Gli rimprovera di aver cercato troppo l’aiuto dell’Unione Europea? «Bisogna essere molto realisti: l’Armenia dipende dalla Russia e questo è un fatto. Pashinyan è chiaramente filo-occidentale, ma la domanda che bisogna porsi è: che cosa ci si guadagna a fare dei “dispetti” alla Russia, avvicinandosi a Bruxelles? Che cosa può offrire l’Ue in cambio? Come abbiamo visto, niente o quasi. Pashinyan ha addirittura riconosciuto la sovranità azera sull’Artsakh in cambio del riconoscimento da parte di Baku dell’integrità territoriale dell’Armenia. Ma, mi chiedo, come ci si può fidare di un paese che da tre anni rosicchia i territori sovrani dell’Armenia? I colloqui di mediazione con l’Azerbaigian sono una barzelletta: può l’agnello mediare con il lupo? Diamo alle cose il loro vero nome: siamo davanti a una resa.»
Oltre 60 membri del Parlamento europeo hanno chiesto alla Commissione di sanzionare il regime di Ilham Aliyev. È troppo tardi o ancora si può fare qualcosa?
«Non è troppo tardi, perché l’Armenia ha ancora bisogno di sostegno. C’è bisogno di aiuto per controllare la fuoriuscita in sicurezza degli armeni dall’Artsakh. Un conto, infatti, è essere cacciati dalla propria terra portandosi dietro i propri averi e ricordi di una vita, un altro è fuggire in Armenia senza niente. È evidente che l’Ue non farà mai per l’Armenia ciò che ha fatto per l’Ucraina, anche se la situazione è analoga e anche se l’Armenia è una democrazia molto superiore a quella ucraina. Se però Bruxelles sanzionasse Baku, sarebbe già qualcosa.»

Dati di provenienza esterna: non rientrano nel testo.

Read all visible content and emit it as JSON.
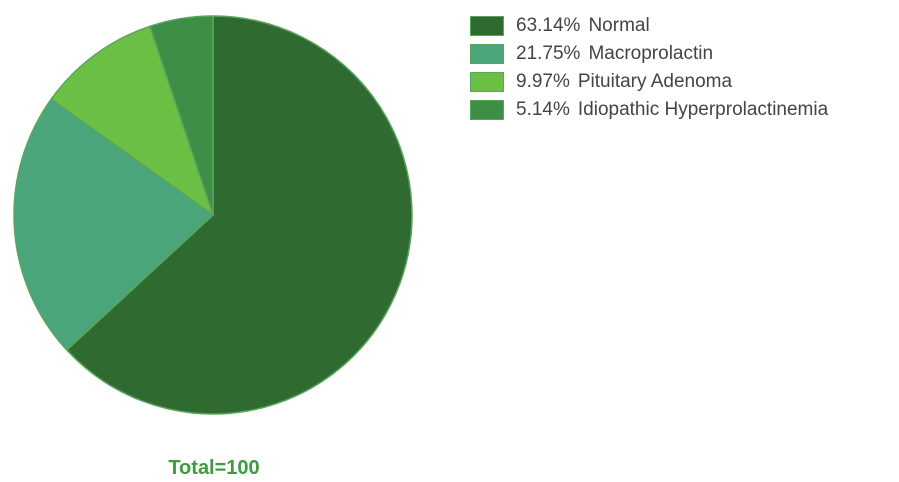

Che cosa cambierebbe? «Innanzitutto i regimi temono la pubblicità negativa. Non è un caso che Aliyev abbia addirittura trovato un accordo con il Vaticano per aiutarlo a restaurare le Catacombe di Comodilla. E faccio notare con sofferenza che la Santa Sede non ha praticamente detto nulla su quanto avvenuto agli armeni. In secondo luogo, sanzionando il governo azero, l’Ue recupererebbe un po’ di dignità. Vi rendete conto di che cosa significa per l’Unione Europea che Ursula von der Leyen abbia firmato un accordo con l’Azerbaigian, ringraziando Aliyev a Baku? Ma dov’è la dignità di un presidente che rappresenta 480 milioni di persone?»
Che cosa ne sarà della scuola “Antonia Arslan” di Stepanakert? «Impossibile saperlo, mi viene da piangere solo a pensarci. Già negli ultimi mesi non tutti i 600 studenti hanno potuto frequentare perché dopo nove mesi di blocco del Corridoio di Lachin non c’era più benzina e chi abita nei villaggi non poteva raggiungere la scuola. Ho parlato l’altro giorno con la preside: stava scappando.»
Quali speranze nutre per il suo popolo? «Spero che i 120 mila armeni dell’Artsakh trovino una casa in Armenia e che l’Armenia riesca a difendersi: può farlo ma deve trovare una via d’uscita. Se perde ancora territori, senza fare niente, anche l’Armenia farà la fine del Nagorno-Karabakh.»